The same, almost, is true of fashion, and of art, and of the long, slightly humbling business of learning to enjoy music you used to find boring. (I would, here, like to sincerely thank the friend who once made me listen to that album when I really did not want to. You were right. I am sorry.) I would like to thank Roberto Bolle for his incredible Bolero performance which made me listen to it on repeat on a flight to Tokyo. Not biologically, of course; nobody was born unable to perceive a beautiful coat. But culturally, absolutely. You walk past a thousand ill-fitting blazers before you understand, on a perfectly ordinary Tuesday afternoon, what a well-cut shoulder actually looks like. You wear the wrong shoe with the right dress about forty times before the rule arrives, fully formed, in your kitchen one morning. You buy the trend. You wear the trend. You eventually, with the small private shame of any honest person, take the trend to the charity shop. That is taste being made. It is not a gift. It is a bruise. Some learn it sooner, some never.
The same architecture, I think, holds for art. Nobody walks into a gallery aged fourteen and gets Agnes Martin. You stand in front of a hundred paintings you find boring or confusing or vaguely embarrassing, and one afternoon, usually somewhere unglamorous, somewhere you were not even particularly paying attention, a painting cracks something open in you. You go home and read about her. You see her again. You begin to recognise, in other rooms, the things she taught you to look for. The eye is built. It is not delivered.
I would go further, slightly recklessly. The women whose taste I find most extraordinary are, almost without exception, the women who have looked the most. They have spent time in archives, in vintage stores, in their grandmother’s wardrobe, in films their friends found dull. They have read about clothes the way other people read about politics, seriously, with footnotes. They have made wrong calls in public and not collapsed about it. The myth of the woman who simply knows, who arrived fully formed, is one of the most exhausting fictions we tell ourselves, and it gets passed off as a compliment when it is really a refusal a way of pretending the work isn’t there, so that anyone who hasn’t done it can be politely excluded. I would go even one extra step further to say that bad taste is better than no taste. I know so many beige women with beige taste that is very much average, and again would prefer observing women with what is snobbishly called bad taste, they are so much more interesting and brave.

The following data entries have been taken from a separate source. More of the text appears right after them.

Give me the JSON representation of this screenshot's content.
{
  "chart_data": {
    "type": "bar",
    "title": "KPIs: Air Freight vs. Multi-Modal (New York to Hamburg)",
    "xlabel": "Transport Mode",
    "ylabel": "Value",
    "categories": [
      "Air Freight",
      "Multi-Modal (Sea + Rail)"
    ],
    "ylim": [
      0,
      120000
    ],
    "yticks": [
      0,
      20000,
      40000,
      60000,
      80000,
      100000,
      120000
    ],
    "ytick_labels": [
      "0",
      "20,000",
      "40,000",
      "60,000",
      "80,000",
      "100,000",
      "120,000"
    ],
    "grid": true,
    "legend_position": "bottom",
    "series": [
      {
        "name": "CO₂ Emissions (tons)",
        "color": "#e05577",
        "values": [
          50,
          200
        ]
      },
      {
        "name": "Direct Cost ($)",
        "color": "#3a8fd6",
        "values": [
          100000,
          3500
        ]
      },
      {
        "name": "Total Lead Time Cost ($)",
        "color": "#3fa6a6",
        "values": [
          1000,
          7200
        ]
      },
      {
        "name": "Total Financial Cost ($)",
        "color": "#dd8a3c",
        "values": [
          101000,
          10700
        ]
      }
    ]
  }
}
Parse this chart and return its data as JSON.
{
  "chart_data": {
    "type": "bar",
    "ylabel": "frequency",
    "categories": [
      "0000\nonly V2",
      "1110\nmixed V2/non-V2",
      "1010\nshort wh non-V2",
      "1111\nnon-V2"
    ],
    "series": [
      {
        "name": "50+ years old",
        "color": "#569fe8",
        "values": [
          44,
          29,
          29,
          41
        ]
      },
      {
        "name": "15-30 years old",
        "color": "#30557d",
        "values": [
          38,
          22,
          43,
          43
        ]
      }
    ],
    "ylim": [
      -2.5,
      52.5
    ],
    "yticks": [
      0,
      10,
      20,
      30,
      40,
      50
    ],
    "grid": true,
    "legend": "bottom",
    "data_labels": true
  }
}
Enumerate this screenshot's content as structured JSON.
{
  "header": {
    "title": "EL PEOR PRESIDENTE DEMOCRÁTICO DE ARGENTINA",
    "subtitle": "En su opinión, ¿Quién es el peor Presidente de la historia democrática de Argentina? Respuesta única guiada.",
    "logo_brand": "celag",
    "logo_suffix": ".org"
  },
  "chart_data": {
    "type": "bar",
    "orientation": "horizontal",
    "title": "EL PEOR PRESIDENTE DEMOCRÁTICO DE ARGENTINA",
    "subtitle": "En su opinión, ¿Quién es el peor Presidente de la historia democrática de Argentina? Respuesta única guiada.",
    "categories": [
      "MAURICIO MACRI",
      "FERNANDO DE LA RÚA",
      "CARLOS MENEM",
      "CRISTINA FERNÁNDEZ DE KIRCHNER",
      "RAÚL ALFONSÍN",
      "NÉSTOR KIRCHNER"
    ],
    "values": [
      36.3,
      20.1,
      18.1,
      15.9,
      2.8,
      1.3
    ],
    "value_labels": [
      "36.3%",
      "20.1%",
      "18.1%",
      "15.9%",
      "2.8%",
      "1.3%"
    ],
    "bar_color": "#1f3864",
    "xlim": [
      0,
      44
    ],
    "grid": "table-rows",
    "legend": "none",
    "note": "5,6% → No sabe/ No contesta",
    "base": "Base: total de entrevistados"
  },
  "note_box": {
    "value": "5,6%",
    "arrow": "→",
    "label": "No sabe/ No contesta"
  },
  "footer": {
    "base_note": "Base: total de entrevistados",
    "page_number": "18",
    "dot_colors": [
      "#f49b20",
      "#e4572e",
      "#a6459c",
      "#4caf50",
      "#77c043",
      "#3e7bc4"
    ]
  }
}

A note, because the topic will dissolve the moment we turn our backs on it. Saying taste can be developed is not the same as saying all taste is equally good. I do not believe that. There is such a thing as a more interesting eye and a less interesting one. There is such a thing as a sense of proportion that has been worked on, and one that has not. Taste is not democratic in the sense that every choice is equally fine. It is democratic in the sense that the door is always, always open - and the only entry requirement is that you are willing to keep showing up, to keep looking, and to occasionally admit that what you wore last summer was not, in fact, your finest hour.



So yes. Taste can be developed. It probably has to be. Almost everybody whose style or eye you admire is, I would bet, on their fifth or sixth draft. Mine certainly is. The good news is that this means none of us are excluded. The slightly more inconvenient news is that nobody gets to coast.
You learn taste the way you learn anything that really matters. Slowly. Embarrassingly. In public, by looking through a history glass.
By paying attention.
Xx, T





Love this!
I love the idea that everything, including taste is a work in progress (please never stop writing, you re really good at this!!!)